Variance-components tests for genetic association with multiple interval-censored outcomes

Stat Med. 2024 Apr 18. doi: 10.1002/sim.10081. Online ahead of print.

Abstract

Massive genetic compendiums such as the UK Biobank have become an invaluable resource for identifying genetic variants that are associated with complex diseases. Due to the difficulties of massive data collection, a common practice of these compendiums is to collect interval-censored data. One challenge in analyzing such data is the lack of methodology available for genetic association studies with interval-censored data. Genetic effects are difficult to detect because of their rare and weak nature, and often the time-to-event outcomes are transformed to binary phenotypes for access to more powerful signal detection approaches. However transforming the data to binary outcomes can result in loss of valuable information.

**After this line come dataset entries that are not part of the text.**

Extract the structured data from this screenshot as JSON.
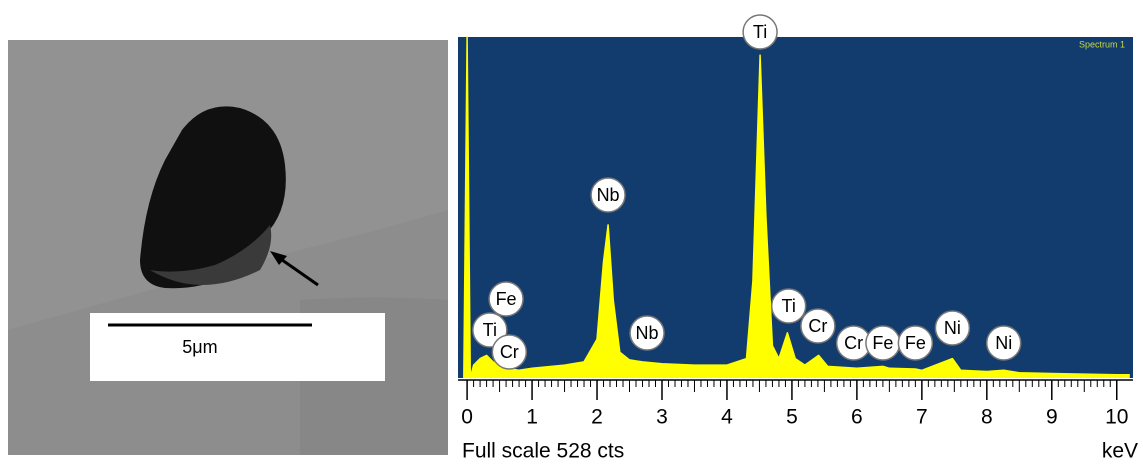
{
  "image": {
    "scale_bar_label": "5μm"
  },
  "chart_data": {
    "type": "area",
    "spectrum_label": "Spectrum 1",
    "footer": "Full scale 528 cts",
    "x_label": "keV",
    "background": "#133c6e",
    "color": "#ffff00",
    "xlim": [
      -0.14,
      10.25
    ],
    "xticks": [
      0,
      1,
      2,
      3,
      4,
      5,
      6,
      7,
      8,
      9,
      10
    ],
    "ylim": [
      0,
      528
    ],
    "x": [
      -0.05,
      0.0,
      0.05,
      0.1,
      0.2,
      0.3,
      0.4,
      0.5,
      0.6,
      0.8,
      1.0,
      1.2,
      1.5,
      1.8,
      2.0,
      2.1,
      2.17,
      2.25,
      2.35,
      2.5,
      2.7,
      3.0,
      3.5,
      4.0,
      4.3,
      4.4,
      4.51,
      4.6,
      4.7,
      4.8,
      4.93,
      5.05,
      5.2,
      5.41,
      5.55,
      6.0,
      6.4,
      6.5,
      6.9,
      7.0,
      7.47,
      7.6,
      8.0,
      8.26,
      8.5,
      9.0,
      9.5,
      10.0,
      10.2
    ],
    "series": [
      {
        "values": [
          0,
          528,
          0,
          20,
          30,
          35,
          25,
          20,
          15,
          12,
          15,
          17,
          20,
          25,
          60,
          180,
          237,
          120,
          40,
          28,
          25,
          22,
          20,
          20,
          30,
          150,
          500,
          250,
          50,
          30,
          70,
          30,
          20,
          35,
          18,
          15,
          18,
          15,
          14,
          12,
          30,
          12,
          10,
          12,
          8,
          7,
          6,
          5,
          5
        ]
      }
    ],
    "annotations": [
      {
        "label": "Ti",
        "x": 4.51
      },
      {
        "label": "Nb",
        "x": 2.17
      },
      {
        "label": "Fe",
        "x": 0.6
      },
      {
        "label": "Ti",
        "x": 0.35
      },
      {
        "label": "Cr",
        "x": 0.65
      },
      {
        "label": "Nb",
        "x": 2.77
      },
      {
        "label": "Ti",
        "x": 4.95
      },
      {
        "label": "Cr",
        "x": 5.4
      },
      {
        "label": "Cr",
        "x": 5.95
      },
      {
        "label": "Fe",
        "x": 6.4
      },
      {
        "label": "Fe",
        "x": 6.9
      },
      {
        "label": "Ni",
        "x": 7.47
      },
      {
        "label": "Ni",
        "x": 8.26
      }
    ]
  }
}
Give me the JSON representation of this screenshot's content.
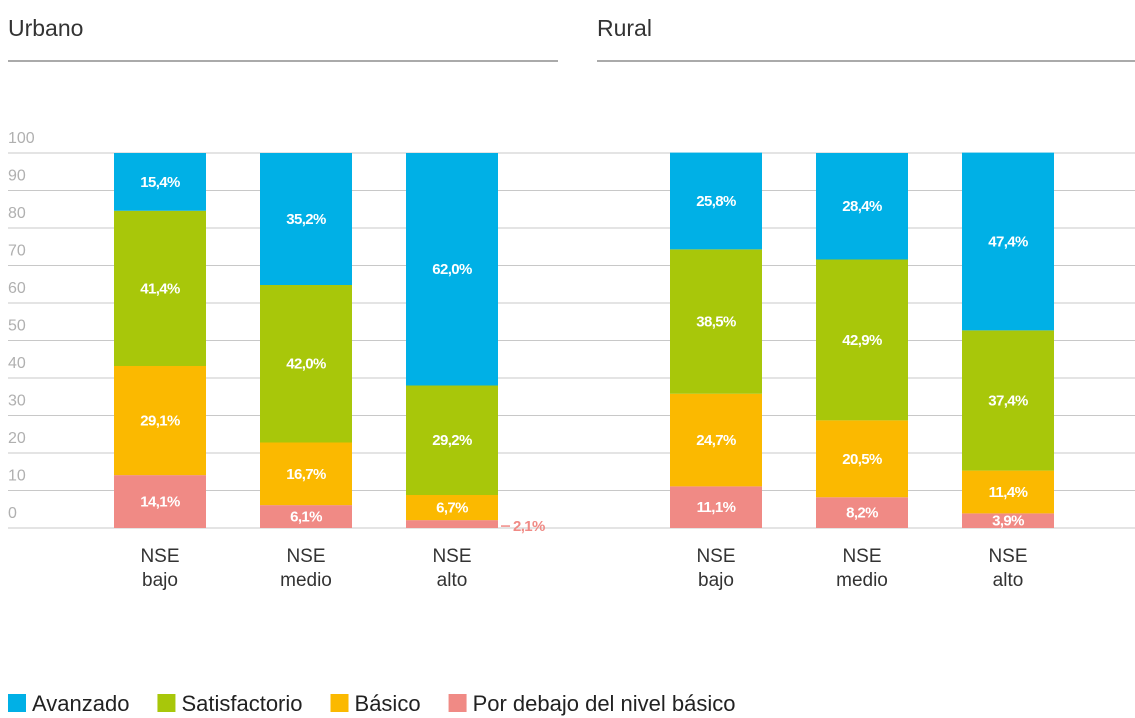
{
  "chart_data": [
    {
      "type": "stacked_bar",
      "title": "Urbano",
      "categories": [
        [
          "NSE",
          "bajo"
        ],
        [
          "NSE",
          "medio"
        ],
        [
          "NSE",
          "alto"
        ]
      ],
      "ylim": [
        0,
        100
      ],
      "yticks": [
        0,
        10,
        20,
        30,
        40,
        50,
        60,
        70,
        80,
        90,
        100
      ],
      "grid": true,
      "series": [
        {
          "name": "Avanzado",
          "color": "#00b0e6",
          "values": [
            15.4,
            35.2,
            62.0
          ],
          "value_labels": [
            "15,4%",
            "35,2%",
            "62,0%"
          ]
        },
        {
          "name": "Satisfactorio",
          "color": "#a8c70a",
          "values": [
            41.4,
            42.0,
            29.2
          ],
          "value_labels": [
            "41,4%",
            "42,0%",
            "29,2%"
          ]
        },
        {
          "name": "Básico",
          "color": "#fbb900",
          "values": [
            29.1,
            16.7,
            6.7
          ],
          "value_labels": [
            "29,1%",
            "16,7%",
            "6,7%"
          ]
        },
        {
          "name": "Por debajo del nivel básico",
          "color": "#f08a85",
          "values": [
            14.1,
            6.1,
            2.1
          ],
          "value_labels": [
            "14,1%",
            "6,1%",
            "2,1%"
          ]
        }
      ]
    },
    {
      "type": "stacked_bar",
      "title": "Rural",
      "categories": [
        [
          "NSE",
          "bajo"
        ],
        [
          "NSE",
          "medio"
        ],
        [
          "NSE",
          "alto"
        ]
      ],
      "ylim": [
        0,
        100
      ],
      "series": [
        {
          "name": "Avanzado",
          "color": "#00b0e6",
          "values": [
            25.8,
            28.4,
            47.4
          ],
          "value_labels": [
            "25,8%",
            "28,4%",
            "47,4%"
          ]
        },
        {
          "name": "Satisfactorio",
          "color": "#a8c70a",
          "values": [
            38.5,
            42.9,
            37.4
          ],
          "value_labels": [
            "38,5%",
            "42,9%",
            "37,4%"
          ]
        },
        {
          "name": "Básico",
          "color": "#fbb900",
          "values": [
            24.7,
            20.5,
            11.4
          ],
          "value_labels": [
            "24,7%",
            "20,5%",
            "11,4%"
          ]
        },
        {
          "name": "Por debajo del nivel básico",
          "color": "#f08a85",
          "values": [
            11.1,
            8.2,
            3.9
          ],
          "value_labels": [
            "11,1%",
            "8,2%",
            "3,9%"
          ]
        }
      ]
    }
  ]
}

To alleviate such challenges, this work develops methodology to associate genetic variant sets with multiple interval-censored outcomes. Testing sets of variants such as genes or pathways is a common approach in genetic association settings to lower the multiple testing burden, aggregate small effects, and improve interpretations of results. Instead of performing inference with only a single outcome, utilizing multiple outcomes can increase statistical power by aggregating information across multiple correlated phenotypes. Simulations show that the proposed strategy can offer significant power gains over a single outcome approach. We apply the proposed test to the investigation that motivated this study, a search for the genes that perturb risks of bone fractures and falls in the UK Biobank.

Keywords: genome‐wide association studies; interval‐censored; multiple outcomes; set‐based inference; time‐to‐event.